Epic vs Apple

Story of the week is Epic fighting Apple and Google for forcing users to use the in-app payment system and thusly getting a 30% middleman cut.

Here’s what the Epic’s CEO is saying:

we’re fighting for the freedom of people who bought smartphones to install apps from sources of their choosing, the freedom for creators of apps to distribute them as they choose, and the freedom of both groups to do business directly

The story is larger than that, of course, on one hand it is costly to ensure a curated malware-free experience for downloading apps (Apple’s claim for charging 30%) and on the other it seems unfair that Apple should charge for services that do not require Apple’s resources and forcing developers to use Apple’s payment as a gateway in the name of security.

I don’t think the main problem is having to pay a distribution fee or the number per se i.e. 30% but the fact that the number is not worth it in the value creation breakdown, as Apple mostly acts as a dumb greedy middle man.

That number should reflect the value Apple creates in the ecosystem of the products it distributes and there’s hardly a way to calculate a ROI close to that value.

The problem is that Apple Store grew and now has scaling problems - the way it was envisioned by SJ 10 years ago simply doesn’t fit the way business is done today. Things have evolved a lot in a decade. Btw, this also applies to App Store’s byproducts, the Analytics, the ASO and ASA, which are badly implemented, far from being at par to how business is done today.
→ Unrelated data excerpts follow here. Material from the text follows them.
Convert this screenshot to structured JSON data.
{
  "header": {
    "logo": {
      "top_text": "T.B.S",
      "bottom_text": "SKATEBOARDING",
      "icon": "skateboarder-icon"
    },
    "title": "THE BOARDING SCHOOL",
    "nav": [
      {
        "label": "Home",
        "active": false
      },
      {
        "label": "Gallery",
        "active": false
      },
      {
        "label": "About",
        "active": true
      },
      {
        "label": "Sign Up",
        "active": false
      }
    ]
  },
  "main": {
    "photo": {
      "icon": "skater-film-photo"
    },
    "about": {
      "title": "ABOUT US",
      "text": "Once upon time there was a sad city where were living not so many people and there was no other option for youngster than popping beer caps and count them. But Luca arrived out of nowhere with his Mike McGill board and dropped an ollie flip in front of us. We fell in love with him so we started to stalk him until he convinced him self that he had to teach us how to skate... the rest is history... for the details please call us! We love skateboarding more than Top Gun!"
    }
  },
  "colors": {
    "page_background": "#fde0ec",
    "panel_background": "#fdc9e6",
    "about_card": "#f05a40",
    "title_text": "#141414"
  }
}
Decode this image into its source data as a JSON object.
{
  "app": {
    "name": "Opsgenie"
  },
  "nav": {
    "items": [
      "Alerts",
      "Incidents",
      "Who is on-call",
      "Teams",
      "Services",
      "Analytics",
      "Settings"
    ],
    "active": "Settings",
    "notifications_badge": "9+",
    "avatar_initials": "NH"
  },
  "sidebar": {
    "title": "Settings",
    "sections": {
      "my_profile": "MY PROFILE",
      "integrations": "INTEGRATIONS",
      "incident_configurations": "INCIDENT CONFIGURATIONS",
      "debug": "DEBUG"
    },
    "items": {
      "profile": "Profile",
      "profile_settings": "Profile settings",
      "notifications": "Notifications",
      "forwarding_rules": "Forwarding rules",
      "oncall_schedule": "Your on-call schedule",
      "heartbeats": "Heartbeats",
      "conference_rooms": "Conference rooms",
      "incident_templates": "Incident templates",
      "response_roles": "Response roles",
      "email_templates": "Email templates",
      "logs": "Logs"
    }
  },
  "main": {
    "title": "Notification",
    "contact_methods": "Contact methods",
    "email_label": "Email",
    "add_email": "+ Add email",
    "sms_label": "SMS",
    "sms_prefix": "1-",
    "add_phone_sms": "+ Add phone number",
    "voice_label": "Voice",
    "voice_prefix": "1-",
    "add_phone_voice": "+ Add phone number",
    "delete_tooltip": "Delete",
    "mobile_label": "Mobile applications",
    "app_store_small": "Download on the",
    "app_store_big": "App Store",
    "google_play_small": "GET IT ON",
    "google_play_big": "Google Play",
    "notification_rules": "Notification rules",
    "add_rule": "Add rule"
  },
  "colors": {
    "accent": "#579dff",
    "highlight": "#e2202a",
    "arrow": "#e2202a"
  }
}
This head-in-the-sand, our-way-or-the-highway attitude of Apple from its monopoly position will only further alienate developers and business people altogether and at some point a change needs to be made.

That point seems to be now.

Apple is increasingly altering business models (see Guardian’s example above), shaking down entire industries, and in some cases using its power against direct competitors (hello Spotify).

In Europe we have Spotify pushing, a month ago it was Hey, Airbnb, Tinder and ClassPass, 2 weeks ago Apple (and Google, in the same position) had a chat with the US Congress about anticompetitive conduct, and now we have Epic, also joined by Facebook btw, which chimed in and complains about it. Now we have a party.

Obviously Epic is more financially equipped for a fight (they actually sued in a court of law) and better prepared too.